Saturday’s match marks the first meeting between the U.S. and Nicaragua and final contest of the Gold Cup's Group Stage. The U.S., who defeated Martinuiqe, 3-2, Wednesday in Tampa, leads Group B with four points. After Group Stage, the top two teams from each group (A, B, C) and the top two third-place finishers advance to the quarterfinals. The U.S. has captured five Gold Cup titles. 

Arena said Saturday is his second visit to FirstEnergy Stadium and first since 2006. For defender Justin Morrow, a Cleveland native and former St. Ignatius High School standout, this weekend doubles as something of a homecoming.

“For me, this is where it all started,” said Morrow, who plays for Toronto. “I grew up in Cleveland playing club here all around the city, so to be back here is a dream.”

Cleveland was one of 13 metropolitan areas to be named a host city for the 14th edition of the 2017 Gold Cup.
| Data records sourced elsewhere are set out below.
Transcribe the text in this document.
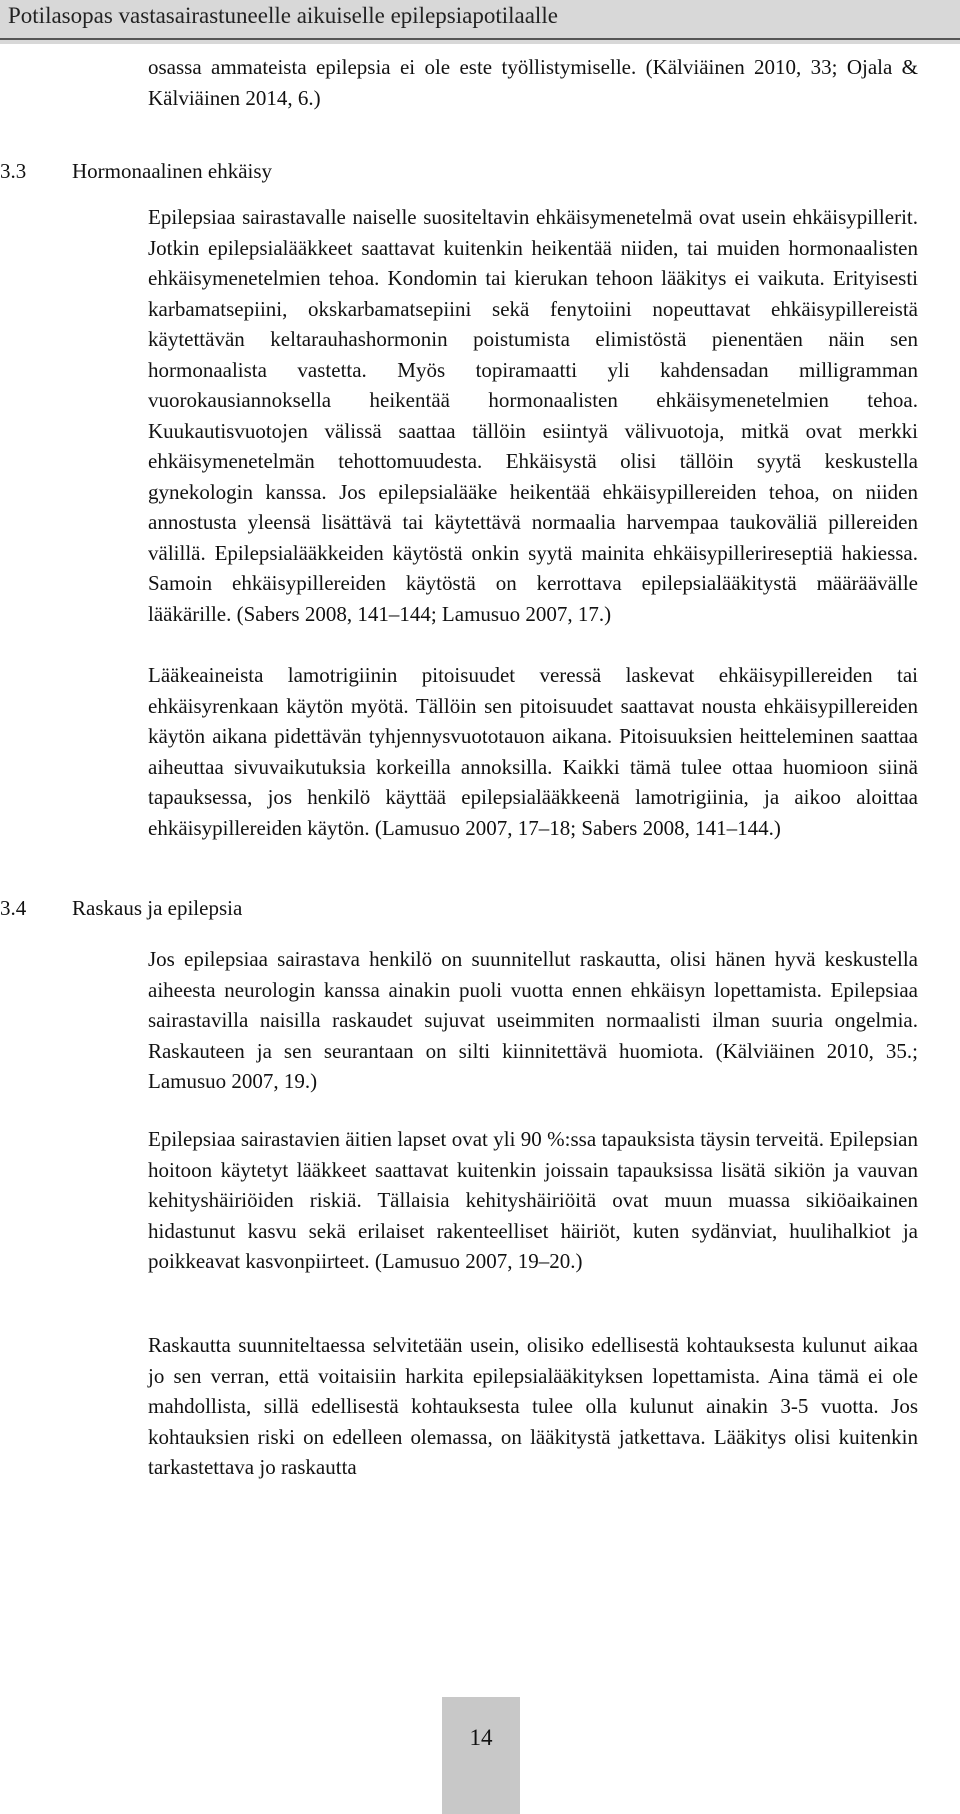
Potilasopas vastasairastuneelle aikuiselle epilepsiapotilaalle

osassa ammateista epilepsia ei ole este työllistymiselle. (Kälviäinen 2010, 33; Ojala & Kälviäinen 2014, 6.)

3.3 Hormonaalinen ehkäisy

Epilepsiaa sairastavalle naiselle suositeltavin ehkäisymenetelmä ovat usein ehkäisypillerit. Jotkin epilepsialääkkeet saattavat kuitenkin heikentää niiden, tai muiden hormonaalisten ehkäisymenetelmien tehoa. Kondomin tai kierukan tehoon lääkitys ei vaikuta. Erityisesti karbamatsepiini, okskarbamatsepiini sekä fenytoiini nopeuttavat ehkäisypillereistä käytettävän keltarauhashormonin poistumista elimistöstä pienentäen näin sen hormonaalista vastetta. Myös topiramaatti yli kahdensadan milligramman vuorokausiannoksella heikentää hormonaalisten ehkäisymenetelmien tehoa. Kuukautisvuotojen välissä saattaa tällöin esiintyä välivuotoja, mitkä ovat merkki ehkäisymenetelmän tehottomuudesta. Ehkäisystä olisi tällöin syytä keskustella gynekologin kanssa. Jos epilepsialääke heikentää ehkäisypillereiden tehoa, on niiden annostusta yleensä lisättävä tai käytettävä normaalia harvempaa taukoväliä pillereiden välillä. Epilepsialääkkeiden käytöstä onkin syytä mainita ehkäisypillerireseptiä hakiessa. Samoin ehkäisypillereiden käytöstä on kerrottava epilepsialääkitystä määräävälle lääkärille. (Sabers 2008, 141–144; Lamusuo 2007, 17.)

Lääkeaineista lamotrigiinin pitoisuudet veressä laskevat ehkäisypillereiden tai ehkäisyrenkaan käytön myötä. Tällöin sen pitoisuudet saattavat nousta ehkäisypillereiden käytön aikana pidettävän tyhjennysvuototauon aikana. Pitoisuuksien heitteleminen saattaa aiheuttaa sivuvaikutuksia korkeilla annoksilla. Kaikki tämä tulee ottaa huomioon siinä tapauksessa, jos henkilö käyttää epilepsialääkkeenä lamotrigiinia, ja aikoo aloittaa ehkäisypillereiden käytön. (Lamusuo 2007, 17–18; Sabers 2008, 141–144.)

3.4 Raskaus ja epilepsia

Jos epilepsiaa sairastava henkilö on suunnitellut raskautta, olisi hänen hyvä keskustella aiheesta neurologin kanssa ainakin puoli vuotta ennen ehkäisyn lopettamista. Epilepsiaa sairastavilla naisilla raskaudet sujuvat useimmiten normaalisti ilman suuria ongelmia. Raskauteen ja sen seurantaan on silti kiinnitettävä huomiota. (Kälviäinen 2010, 35.; Lamusuo 2007, 19.)

Epilepsiaa sairastavien äitien lapset ovat yli 90 %:ssa tapauksista täysin terveitä. Epilepsian hoitoon käytetyt lääkkeet saattavat kuitenkin joissain tapauksissa lisätä sikiön ja vauvan kehityshäiriöiden riskiä. Tällaisia kehityshäiriöitä ovat muun muassa sikiöaikainen hidastunut kasvu sekä erilaiset rakenteelliset häiriöt, kuten sydänviat, huulihalkiot ja poikkeavat kasvonpiirteet. (Lamusuo 2007, 19–20.)

Raskautta suunniteltaessa selvitetään usein, olisiko edellisestä kohtauksesta kulunut aikaa jo sen verran, että voitaisiin harkita epilepsialääkityksen lopettamista. Aina tämä ei ole mahdollista, sillä edellisestä kohtauksesta tulee olla kulunut ainakin 3-5 vuotta. Jos kohtauksien riski on edelleen olemassa, on lääkitystä jatkettava. Lääkitys olisi kuitenkin tarkastettava jo raskautta

14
Taking place every two years, the CONCACAF Gold Cup is the official national team championship of the region, which includes North and Central America and the Caribbean. Drawing large crowds and millions of television viewers across the region, the Gold Cup is a celebration of soccer, sportsmanship, and culture.
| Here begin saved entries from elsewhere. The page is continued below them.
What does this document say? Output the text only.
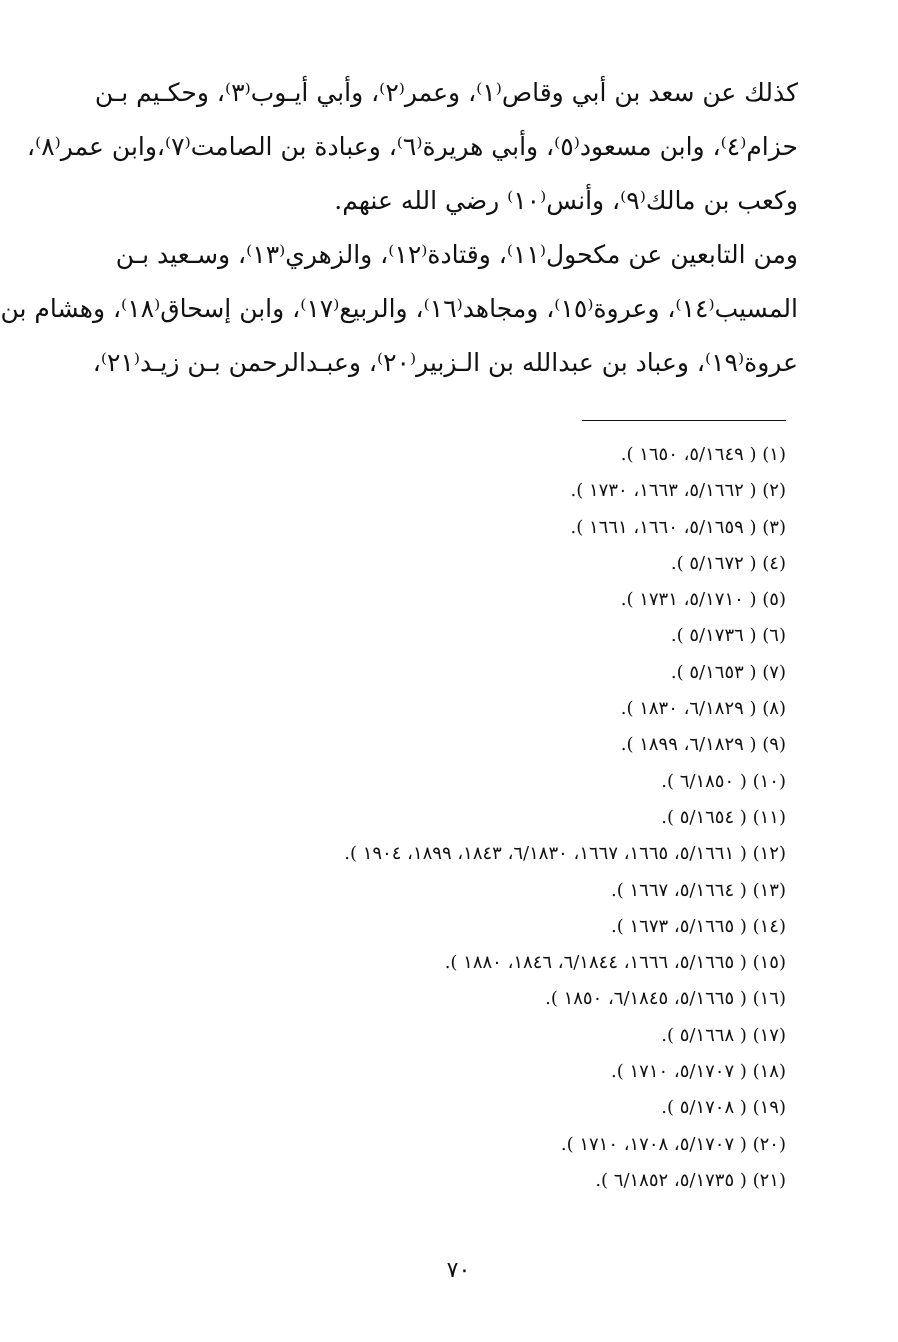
كذلك عن سعد بن أبي وقاص⁽١⁾، وعمر⁽٢⁾، وأبي أيـوب⁽٣⁾، وحكـيم بـن
حزام⁽٤⁾، وابن مسعود⁽٥⁾، وأبي هريرة⁽٦⁾، وعبادة بن الصامت⁽٧⁾،وابن عمر⁽٨⁾،
وكعب بن مالك⁽٩⁾، وأنس⁽١٠⁾ رضي الله عنهم.
ومن التابعين عن مكحول⁽١١⁾، وقتادة⁽١٢⁾، والزهري⁽١٣⁾، وسـعيد بـن
المسيب⁽١٤⁾، وعروة⁽١٥⁾، ومجاهد⁽١٦⁾، والربيع⁽١٧⁾، وابن إسحاق⁽١٨⁾، وهشام بن
عروة⁽١٩⁾، وعباد بن عبدالله بن الـزبير⁽٢٠⁾، وعبـدالرحمن بـن زيـد⁽٢١⁾،
(١) ( ٥/١٦٤٩، ١٦٥٠ ).
(٢) ( ٥/١٦٦٢، ١٦٦٣، ١٧٣٠ ).
(٣) ( ٥/١٦٥٩، ١٦٦٠، ١٦٦١ ).
(٤) ( ٥/١٦٧٢ ).
(٥) ( ٥/١٧١٠، ١٧٣١ ).
(٦) ( ٥/١٧٣٦ ).
(٧) ( ٥/١٦٥٣ ).
(٨) ( ٦/١٨٢٩، ١٨٣٠ ).
(٩) ( ٦/١٨٢٩، ١٨٩٩ ).
(١٠) ( ٦/١٨٥٠ ).
(١١) ( ٥/١٦٥٤ ).
(١٢) ( ٥/١٦٦١، ١٦٦٥، ١٦٦٧، ٦/١٨٣٠، ١٨٤٣، ١٨٩٩، ١٩٠٤ ).
(١٣) ( ٥/١٦٦٤، ١٦٦٧ ).
(١٤) ( ٥/١٦٦٥، ١٦٧٣ ).
(١٥) ( ٥/١٦٦٥، ١٦٦٦، ٦/١٨٤٤، ١٨٤٦، ١٨٨٠ ).
(١٦) ( ٥/١٦٦٥، ٦/١٨٤٥، ١٨٥٠ ).
(١٧) ( ٥/١٦٦٨ ).
(١٨) ( ٥/١٧٠٧، ١٧١٠ ).
(١٩) ( ٥/١٧٠٨ ).
(٢٠) ( ٥/١٧٠٧، ١٧٠٨، ١٧١٠ ).
(٢١) ( ٥/١٧٣٥، ٦/١٨٥٢ ).
٧٠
Last summer, FirstEnergy Stadium held a rematch of the 2015 women’s World Cup final as the U.S. women’s national team defeated Japan in the second leg of a two-game friendly between the teams. With 23,535 fans in attendance, it marked the largest crowd ever to watch a WNT game in Ohio.

FirstEnergy Stadium last hosted the U.S. men’s team in 2013 for a game against Belgium, the first international soccer game at the stadium since Arena's club in 2006.

"We know it’s a great facility, we hope to have some good support," Arena said of the stadium. "It’s just great to be here. Ohio’s been a very good state for the sport of soccer over the years … we hope to put on a good show."